Wealthier students can afford to take unpaid internships where they learn real skills. Wealthier workers can afford to take classes to improve their skills and get a promotion. Often, employers will subsidize degrees that directly relate to the employees' work to improve productivity. However, low-wage workers only receive training in limited, job-specific skills. Instead of subsidizing fast food companies, grants should be offered to organizations to students directly teach students transferrable skills, rather than to simply punch keys on computerized cash register. The question should not be: does such work prepare you for the real world, but what kind of real world does it prepare you for -- a real world with a future and a good income or a future in fast food?

The fast food jobs for which companies like McDonald's receive government subsidies are rapidly being eliminated. Almost everyone has walked into a fast food restaurant in which he or she is required to fill his or her own drink, select the burgers, and do more and more of the tasks once relegated to individuals working behind the counter. This means that technology and automation, along with consumers themselves, are performing many of the tasks these workers are being trained to perform -- tasks that will become obsolete. Jobs that pay a decent wage that will form the new backbone of the American economy, such as jobs in medicine to care for a rapidly-aging population, would seem to be more valuable occupations in which to train workers.
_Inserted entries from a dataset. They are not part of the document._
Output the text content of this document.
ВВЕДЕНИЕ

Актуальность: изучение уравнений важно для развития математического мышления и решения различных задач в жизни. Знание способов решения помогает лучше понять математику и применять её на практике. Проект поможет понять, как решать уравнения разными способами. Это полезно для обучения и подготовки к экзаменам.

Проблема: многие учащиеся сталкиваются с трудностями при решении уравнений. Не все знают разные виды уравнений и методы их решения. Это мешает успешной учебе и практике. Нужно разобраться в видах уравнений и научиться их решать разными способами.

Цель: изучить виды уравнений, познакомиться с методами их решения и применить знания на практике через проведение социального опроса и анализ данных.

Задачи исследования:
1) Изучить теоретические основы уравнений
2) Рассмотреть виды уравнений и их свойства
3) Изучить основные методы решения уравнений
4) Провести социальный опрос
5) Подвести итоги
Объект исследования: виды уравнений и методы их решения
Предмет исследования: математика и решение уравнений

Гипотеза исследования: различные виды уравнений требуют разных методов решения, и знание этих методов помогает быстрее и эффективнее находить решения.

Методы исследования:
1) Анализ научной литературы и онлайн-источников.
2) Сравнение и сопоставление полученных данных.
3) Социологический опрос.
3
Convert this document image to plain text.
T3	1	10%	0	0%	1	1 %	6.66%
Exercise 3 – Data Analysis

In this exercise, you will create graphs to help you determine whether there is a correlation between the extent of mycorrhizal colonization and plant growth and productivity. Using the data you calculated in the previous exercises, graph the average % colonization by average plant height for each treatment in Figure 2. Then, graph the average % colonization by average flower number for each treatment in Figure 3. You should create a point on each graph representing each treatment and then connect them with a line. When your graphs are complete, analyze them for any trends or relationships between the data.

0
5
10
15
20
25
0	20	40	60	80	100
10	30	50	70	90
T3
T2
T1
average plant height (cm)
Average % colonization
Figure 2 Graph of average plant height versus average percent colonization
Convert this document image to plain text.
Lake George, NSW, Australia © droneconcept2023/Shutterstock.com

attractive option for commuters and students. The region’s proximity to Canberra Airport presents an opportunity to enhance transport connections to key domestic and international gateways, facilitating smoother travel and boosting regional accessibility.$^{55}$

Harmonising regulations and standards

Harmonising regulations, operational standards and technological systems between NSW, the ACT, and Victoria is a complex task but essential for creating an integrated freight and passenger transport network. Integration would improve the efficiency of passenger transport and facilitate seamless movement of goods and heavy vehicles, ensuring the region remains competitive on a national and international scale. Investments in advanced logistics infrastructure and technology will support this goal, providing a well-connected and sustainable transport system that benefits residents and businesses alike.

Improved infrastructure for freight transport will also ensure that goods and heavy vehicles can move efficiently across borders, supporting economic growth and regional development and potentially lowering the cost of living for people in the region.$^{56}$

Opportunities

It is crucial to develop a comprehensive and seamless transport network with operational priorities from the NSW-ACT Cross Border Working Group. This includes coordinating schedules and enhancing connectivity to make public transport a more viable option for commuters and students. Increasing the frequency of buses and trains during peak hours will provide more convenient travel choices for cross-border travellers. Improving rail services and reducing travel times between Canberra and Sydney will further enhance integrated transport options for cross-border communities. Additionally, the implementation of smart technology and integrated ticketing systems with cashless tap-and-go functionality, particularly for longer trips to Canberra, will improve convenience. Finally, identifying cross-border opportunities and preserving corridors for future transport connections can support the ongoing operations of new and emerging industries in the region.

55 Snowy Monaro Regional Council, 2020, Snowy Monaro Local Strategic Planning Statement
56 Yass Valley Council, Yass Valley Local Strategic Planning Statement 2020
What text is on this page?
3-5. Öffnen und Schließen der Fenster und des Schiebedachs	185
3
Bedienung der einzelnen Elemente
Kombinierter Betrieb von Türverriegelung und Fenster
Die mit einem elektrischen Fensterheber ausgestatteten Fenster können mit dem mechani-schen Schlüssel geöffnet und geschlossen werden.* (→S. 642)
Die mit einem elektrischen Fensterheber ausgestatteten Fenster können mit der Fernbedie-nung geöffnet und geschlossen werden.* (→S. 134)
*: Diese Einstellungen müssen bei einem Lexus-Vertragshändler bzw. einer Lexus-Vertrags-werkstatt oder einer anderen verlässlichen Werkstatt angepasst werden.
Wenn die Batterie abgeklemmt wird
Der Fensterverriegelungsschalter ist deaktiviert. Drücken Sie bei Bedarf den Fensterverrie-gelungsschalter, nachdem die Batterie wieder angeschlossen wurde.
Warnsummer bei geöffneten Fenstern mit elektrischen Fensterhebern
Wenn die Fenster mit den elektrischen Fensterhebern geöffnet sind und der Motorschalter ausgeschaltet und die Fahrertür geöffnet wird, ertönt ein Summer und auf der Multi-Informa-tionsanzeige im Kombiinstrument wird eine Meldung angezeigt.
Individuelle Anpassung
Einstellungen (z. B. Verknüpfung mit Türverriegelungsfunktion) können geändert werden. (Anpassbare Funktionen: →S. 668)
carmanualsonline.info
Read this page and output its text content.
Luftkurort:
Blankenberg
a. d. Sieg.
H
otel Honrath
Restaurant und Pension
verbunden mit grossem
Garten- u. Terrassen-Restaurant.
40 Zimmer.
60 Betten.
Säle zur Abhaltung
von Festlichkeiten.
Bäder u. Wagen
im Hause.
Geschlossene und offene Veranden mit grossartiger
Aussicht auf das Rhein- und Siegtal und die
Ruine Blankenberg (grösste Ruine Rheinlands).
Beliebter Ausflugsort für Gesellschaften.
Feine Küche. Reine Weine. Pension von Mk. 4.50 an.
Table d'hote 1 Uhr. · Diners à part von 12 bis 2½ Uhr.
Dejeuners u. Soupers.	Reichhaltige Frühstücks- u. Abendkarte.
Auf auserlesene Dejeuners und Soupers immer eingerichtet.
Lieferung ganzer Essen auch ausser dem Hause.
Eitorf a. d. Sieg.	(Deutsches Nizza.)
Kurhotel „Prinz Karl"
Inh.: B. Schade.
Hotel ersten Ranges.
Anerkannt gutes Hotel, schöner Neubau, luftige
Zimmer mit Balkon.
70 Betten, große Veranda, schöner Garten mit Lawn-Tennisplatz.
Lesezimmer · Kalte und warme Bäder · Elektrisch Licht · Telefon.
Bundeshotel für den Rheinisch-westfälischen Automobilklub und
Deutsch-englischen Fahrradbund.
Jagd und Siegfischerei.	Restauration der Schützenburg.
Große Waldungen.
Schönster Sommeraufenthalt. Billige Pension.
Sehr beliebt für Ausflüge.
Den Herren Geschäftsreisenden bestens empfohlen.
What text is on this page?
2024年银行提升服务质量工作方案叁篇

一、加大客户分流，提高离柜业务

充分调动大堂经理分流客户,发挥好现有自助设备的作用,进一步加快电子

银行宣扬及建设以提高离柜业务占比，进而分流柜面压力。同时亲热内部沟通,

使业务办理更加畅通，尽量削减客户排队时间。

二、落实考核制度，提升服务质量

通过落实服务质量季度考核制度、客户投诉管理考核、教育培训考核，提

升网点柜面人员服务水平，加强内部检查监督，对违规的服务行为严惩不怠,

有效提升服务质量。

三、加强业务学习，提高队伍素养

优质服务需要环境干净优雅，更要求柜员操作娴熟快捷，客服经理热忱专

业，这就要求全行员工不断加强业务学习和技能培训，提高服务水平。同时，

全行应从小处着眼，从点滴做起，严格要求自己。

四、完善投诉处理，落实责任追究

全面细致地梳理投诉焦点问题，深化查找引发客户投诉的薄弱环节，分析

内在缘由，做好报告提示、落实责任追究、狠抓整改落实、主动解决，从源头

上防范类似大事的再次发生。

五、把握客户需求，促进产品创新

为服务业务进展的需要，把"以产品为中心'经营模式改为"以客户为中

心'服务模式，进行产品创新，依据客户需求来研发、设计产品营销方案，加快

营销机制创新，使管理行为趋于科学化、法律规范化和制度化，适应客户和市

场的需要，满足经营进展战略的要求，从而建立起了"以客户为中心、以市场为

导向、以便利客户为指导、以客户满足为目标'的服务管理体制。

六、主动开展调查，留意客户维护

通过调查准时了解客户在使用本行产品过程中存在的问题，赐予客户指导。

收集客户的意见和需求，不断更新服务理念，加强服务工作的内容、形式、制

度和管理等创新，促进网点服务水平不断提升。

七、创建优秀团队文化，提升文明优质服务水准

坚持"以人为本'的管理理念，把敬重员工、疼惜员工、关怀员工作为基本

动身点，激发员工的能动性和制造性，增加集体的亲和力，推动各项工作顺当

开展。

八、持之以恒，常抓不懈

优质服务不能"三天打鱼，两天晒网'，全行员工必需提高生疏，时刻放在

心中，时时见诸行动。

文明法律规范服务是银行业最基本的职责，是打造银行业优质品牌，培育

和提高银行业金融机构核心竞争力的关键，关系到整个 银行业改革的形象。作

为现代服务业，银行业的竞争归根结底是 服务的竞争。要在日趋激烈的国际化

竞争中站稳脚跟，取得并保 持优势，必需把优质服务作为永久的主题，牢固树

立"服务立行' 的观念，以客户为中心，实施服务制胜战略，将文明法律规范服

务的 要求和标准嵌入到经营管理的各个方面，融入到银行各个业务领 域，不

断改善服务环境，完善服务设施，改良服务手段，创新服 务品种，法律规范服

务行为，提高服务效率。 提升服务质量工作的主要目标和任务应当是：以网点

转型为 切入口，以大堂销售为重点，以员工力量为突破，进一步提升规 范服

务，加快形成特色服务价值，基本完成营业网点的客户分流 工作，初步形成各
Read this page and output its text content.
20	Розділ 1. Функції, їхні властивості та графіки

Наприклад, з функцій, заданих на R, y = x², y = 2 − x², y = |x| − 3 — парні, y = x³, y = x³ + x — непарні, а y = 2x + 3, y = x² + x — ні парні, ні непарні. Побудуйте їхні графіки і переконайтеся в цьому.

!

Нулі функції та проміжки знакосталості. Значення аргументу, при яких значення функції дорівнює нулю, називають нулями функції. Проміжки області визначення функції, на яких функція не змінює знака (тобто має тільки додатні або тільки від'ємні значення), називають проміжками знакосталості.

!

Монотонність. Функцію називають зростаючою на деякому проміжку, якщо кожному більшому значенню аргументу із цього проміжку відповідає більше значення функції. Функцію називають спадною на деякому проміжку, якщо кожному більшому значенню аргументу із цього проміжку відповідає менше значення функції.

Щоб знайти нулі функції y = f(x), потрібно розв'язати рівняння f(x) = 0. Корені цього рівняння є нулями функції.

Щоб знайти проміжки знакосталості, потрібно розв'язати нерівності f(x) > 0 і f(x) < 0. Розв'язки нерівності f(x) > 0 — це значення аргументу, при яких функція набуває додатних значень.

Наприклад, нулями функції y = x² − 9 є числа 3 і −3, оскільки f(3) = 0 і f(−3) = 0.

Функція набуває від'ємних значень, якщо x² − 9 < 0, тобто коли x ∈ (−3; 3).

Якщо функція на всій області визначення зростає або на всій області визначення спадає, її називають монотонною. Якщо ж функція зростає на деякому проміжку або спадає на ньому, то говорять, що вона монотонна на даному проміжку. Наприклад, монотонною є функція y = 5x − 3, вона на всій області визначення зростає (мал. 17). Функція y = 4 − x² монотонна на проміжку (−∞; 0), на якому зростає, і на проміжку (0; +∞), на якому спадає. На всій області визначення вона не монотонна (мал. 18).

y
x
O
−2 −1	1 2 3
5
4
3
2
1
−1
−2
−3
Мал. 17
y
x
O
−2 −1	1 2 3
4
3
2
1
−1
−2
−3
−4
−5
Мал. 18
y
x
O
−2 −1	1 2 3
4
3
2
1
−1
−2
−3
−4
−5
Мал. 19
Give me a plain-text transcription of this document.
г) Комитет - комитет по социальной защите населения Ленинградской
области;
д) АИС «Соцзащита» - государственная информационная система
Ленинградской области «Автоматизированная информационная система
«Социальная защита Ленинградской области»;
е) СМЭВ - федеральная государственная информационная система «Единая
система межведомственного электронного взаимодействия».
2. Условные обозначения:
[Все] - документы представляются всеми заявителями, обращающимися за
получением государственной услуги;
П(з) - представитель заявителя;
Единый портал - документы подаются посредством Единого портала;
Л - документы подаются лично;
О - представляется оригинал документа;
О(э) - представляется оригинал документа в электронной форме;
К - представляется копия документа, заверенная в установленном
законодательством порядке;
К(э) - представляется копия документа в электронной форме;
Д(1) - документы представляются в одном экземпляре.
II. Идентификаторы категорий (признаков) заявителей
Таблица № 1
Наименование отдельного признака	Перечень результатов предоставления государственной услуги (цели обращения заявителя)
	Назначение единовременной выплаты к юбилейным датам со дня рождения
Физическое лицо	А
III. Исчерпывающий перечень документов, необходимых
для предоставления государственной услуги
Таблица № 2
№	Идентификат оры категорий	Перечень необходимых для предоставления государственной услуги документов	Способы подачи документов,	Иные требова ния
The high turnover in the fast food industry belies the claims that it is helping employees. Employees are more likely to remain within organizations that make an investment in their skills and development as people. Workers know that they are disposable. When faced with poor treatment, they act accordingly. The high turnover also suggests that the discipline the company claims to teach to employees hardly has taken hold. Furthermore, the attitudes of employees to their jobs are contemptuous and filled with barely-concealed rage, given their low pay and lack of advancement. Workers routinely act in an unsanitary manner on the job, despite what they are taught, because of sublimated rage they feel for the company and customers. This hardly exemplifies the success of training programs.